Virtual Reality & Intelligent Hardware (Feb 2021)
Multi-scale discrepancy adversarial network for crosscorpus speech emotion recognition
Abstract
Background: One of the most critical issues in human-computer interaction applications is recognizing human emotions based on speech. In recent years, the challenging problem of cross-corpus speech emotion recognition (SER) has generated extensive research. Nevertheless, the domain discrepancy between training data and testing data remains a major challenge to achieving improved system performance.
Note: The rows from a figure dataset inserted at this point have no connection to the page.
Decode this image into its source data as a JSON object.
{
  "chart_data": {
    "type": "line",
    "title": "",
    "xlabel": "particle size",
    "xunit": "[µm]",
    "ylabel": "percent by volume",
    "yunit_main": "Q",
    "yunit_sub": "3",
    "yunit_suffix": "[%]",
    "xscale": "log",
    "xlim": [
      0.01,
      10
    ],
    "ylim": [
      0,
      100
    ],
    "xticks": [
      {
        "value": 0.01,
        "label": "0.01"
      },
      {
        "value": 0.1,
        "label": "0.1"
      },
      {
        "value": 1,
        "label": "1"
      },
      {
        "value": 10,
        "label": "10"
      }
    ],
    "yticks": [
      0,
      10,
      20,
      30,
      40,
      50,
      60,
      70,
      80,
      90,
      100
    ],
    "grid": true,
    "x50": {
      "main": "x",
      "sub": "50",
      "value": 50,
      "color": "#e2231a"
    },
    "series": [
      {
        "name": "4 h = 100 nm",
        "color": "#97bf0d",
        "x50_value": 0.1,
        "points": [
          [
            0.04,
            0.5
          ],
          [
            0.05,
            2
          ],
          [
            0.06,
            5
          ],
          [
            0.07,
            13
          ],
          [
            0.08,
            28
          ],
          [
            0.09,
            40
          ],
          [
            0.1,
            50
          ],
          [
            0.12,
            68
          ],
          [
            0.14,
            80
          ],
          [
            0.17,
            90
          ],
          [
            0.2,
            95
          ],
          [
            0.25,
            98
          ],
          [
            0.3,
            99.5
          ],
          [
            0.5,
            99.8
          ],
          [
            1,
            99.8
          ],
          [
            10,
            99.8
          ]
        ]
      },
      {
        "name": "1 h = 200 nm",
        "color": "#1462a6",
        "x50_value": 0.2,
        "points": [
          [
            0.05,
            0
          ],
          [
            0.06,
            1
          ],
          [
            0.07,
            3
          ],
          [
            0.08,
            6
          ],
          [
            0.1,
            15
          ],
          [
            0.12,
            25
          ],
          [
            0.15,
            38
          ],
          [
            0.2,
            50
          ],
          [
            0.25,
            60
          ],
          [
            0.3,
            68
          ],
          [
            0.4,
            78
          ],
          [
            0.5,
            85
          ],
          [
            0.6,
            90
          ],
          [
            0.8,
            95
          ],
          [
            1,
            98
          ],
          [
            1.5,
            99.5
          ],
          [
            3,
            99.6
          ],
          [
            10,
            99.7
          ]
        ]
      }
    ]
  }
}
Methods: This paper introduces a novel multi-scale discrepancy adversarial (MSDA) network for conducting multiple timescales domain adaptation for cross-corpus SER, i.e.,integrating domain discriminators of hierarchical levels into the emotion recognition framework to mitigate the gap between the source and target domains. Specifically, we extract two kinds of speech features, i.e., handcraft features and deep features, from three timescales of global, local, and hybrid levels. In each timescale, the domain discriminator and the emotion classifier compete against each other to learn features that minimize the discrepancy between the two domains by fooling the discriminator. Results: Extensive experiments on cross-corpus and cross-language SER were conducted on a combination dataset that combines one Chinese dataset and two English datasets commonly used in SER. The MSDA is affected by the strong discriminate power provided by the adversarial process, where three discriminators are working in tandem with an emotion classifier. Accordingly, the MSDA achieves the best performance over all other baseline methods. Conclusions: The proposed architecture was tested on a combination of one Chinese and two English datasets. The experimental results demonstrate the superiority of our powerful discriminative model for solving cross-corpus SER.